Construct two examples of covering spaces path connected with 6 sheets over the Torus T that are not isomorphic. And prove that they are not isomorphic.
Lets consider $G=\mathbb{Z}^2$ acting with translation in $\mathbb{R}^2$. In this case, $\pi_1(\mathbb{R}^2/\mathbb{Z}^2 )= \mathbb{Z}^2$, thats abelian.
So I need subgoups of index 6 in $\mathbb{Z}^2$.
For example I have $K=\langle(3,0),(0,2)\rangle \subset \mathbb{Z}^2 $, this is the covering space $p_k: \mathbb{R}^2/K \to \mathbb{R}^2/\mathbb{Z}^2 $.

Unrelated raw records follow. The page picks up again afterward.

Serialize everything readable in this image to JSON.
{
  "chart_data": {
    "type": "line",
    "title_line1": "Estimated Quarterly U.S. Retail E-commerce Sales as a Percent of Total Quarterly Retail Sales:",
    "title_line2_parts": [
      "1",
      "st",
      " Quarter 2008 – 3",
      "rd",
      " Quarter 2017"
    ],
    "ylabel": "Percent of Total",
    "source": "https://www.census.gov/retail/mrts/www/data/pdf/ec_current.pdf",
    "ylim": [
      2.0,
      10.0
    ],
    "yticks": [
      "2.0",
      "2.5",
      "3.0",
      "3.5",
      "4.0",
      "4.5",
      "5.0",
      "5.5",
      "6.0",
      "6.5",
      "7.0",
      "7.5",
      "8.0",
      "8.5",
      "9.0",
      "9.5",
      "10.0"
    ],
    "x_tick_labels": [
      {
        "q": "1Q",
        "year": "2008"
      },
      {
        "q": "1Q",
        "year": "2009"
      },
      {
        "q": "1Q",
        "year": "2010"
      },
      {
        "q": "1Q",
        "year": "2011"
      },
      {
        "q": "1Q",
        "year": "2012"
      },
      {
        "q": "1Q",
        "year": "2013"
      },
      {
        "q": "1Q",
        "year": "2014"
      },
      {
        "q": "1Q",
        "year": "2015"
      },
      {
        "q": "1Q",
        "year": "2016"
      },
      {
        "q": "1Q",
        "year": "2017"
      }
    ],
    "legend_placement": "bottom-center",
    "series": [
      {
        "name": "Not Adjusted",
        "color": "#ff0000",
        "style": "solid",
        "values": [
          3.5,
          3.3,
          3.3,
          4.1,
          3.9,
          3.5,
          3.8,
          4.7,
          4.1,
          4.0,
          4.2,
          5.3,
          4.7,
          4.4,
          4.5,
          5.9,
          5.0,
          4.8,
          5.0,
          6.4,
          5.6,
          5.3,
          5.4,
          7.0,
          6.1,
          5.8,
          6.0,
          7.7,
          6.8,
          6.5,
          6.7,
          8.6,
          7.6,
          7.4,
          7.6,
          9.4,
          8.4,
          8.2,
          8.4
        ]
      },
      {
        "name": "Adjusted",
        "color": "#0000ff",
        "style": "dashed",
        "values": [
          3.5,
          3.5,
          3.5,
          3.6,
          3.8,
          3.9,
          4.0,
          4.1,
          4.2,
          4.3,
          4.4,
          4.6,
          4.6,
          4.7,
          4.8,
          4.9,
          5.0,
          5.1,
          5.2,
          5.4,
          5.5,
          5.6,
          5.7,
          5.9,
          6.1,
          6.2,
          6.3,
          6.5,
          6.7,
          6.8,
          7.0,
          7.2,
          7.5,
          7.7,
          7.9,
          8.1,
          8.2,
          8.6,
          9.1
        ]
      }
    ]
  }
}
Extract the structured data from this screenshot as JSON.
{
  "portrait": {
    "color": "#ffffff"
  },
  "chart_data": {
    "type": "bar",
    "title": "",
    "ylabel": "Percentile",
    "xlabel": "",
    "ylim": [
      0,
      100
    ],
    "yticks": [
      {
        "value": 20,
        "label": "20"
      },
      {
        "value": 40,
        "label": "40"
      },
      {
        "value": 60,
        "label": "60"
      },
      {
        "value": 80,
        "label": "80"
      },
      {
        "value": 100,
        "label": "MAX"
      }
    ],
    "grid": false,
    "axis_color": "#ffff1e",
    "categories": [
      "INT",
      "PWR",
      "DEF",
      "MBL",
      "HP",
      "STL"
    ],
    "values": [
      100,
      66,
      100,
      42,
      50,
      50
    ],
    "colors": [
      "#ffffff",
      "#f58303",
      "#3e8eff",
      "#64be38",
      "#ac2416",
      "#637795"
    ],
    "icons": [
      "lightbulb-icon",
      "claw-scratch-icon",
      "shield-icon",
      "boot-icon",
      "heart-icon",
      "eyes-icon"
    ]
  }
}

In this case $\mathbb{R}^2/K $ its homeomorphic to the Torus and its a covering space of $6$-sheets.
And for example $B=\langle(3,1),(0,2)\rangle$ this also works ?, such as
$p_B: \mathbb{R}^2/B \to \mathbb{R}^2/\mathbb{Z}^2 $.
Thanks for the help.
And how can I show that they are not isomorphic?
Best Answer
Since isomorphism classes of covering spaces correspond to conjugacy classes of subgroups, it suffices to show that the two subgroups are not conjugate. This is easy in this case, because $\mathbb{Z}^2$ is abelian.
Edit: To be more explicit, $\mathbb{Z}^2$ is abelian, so for any $g \in \mathbb{Z}^2$, $gBg^{-1} = Bgg^{-1} = B$, so you just have to show that $B \neq K$. Clearly, $(3,1) \in B$. If we assume $(3,1) \in K$, we know
$$a(3,0) + b(0,2) = (3,1)$$
for integers $a,b$. But this is impossible. Then, $(3,1) \not \in K$, so $K \neq B$, meaning $gBg^{-1} \neq K$ for all $g$.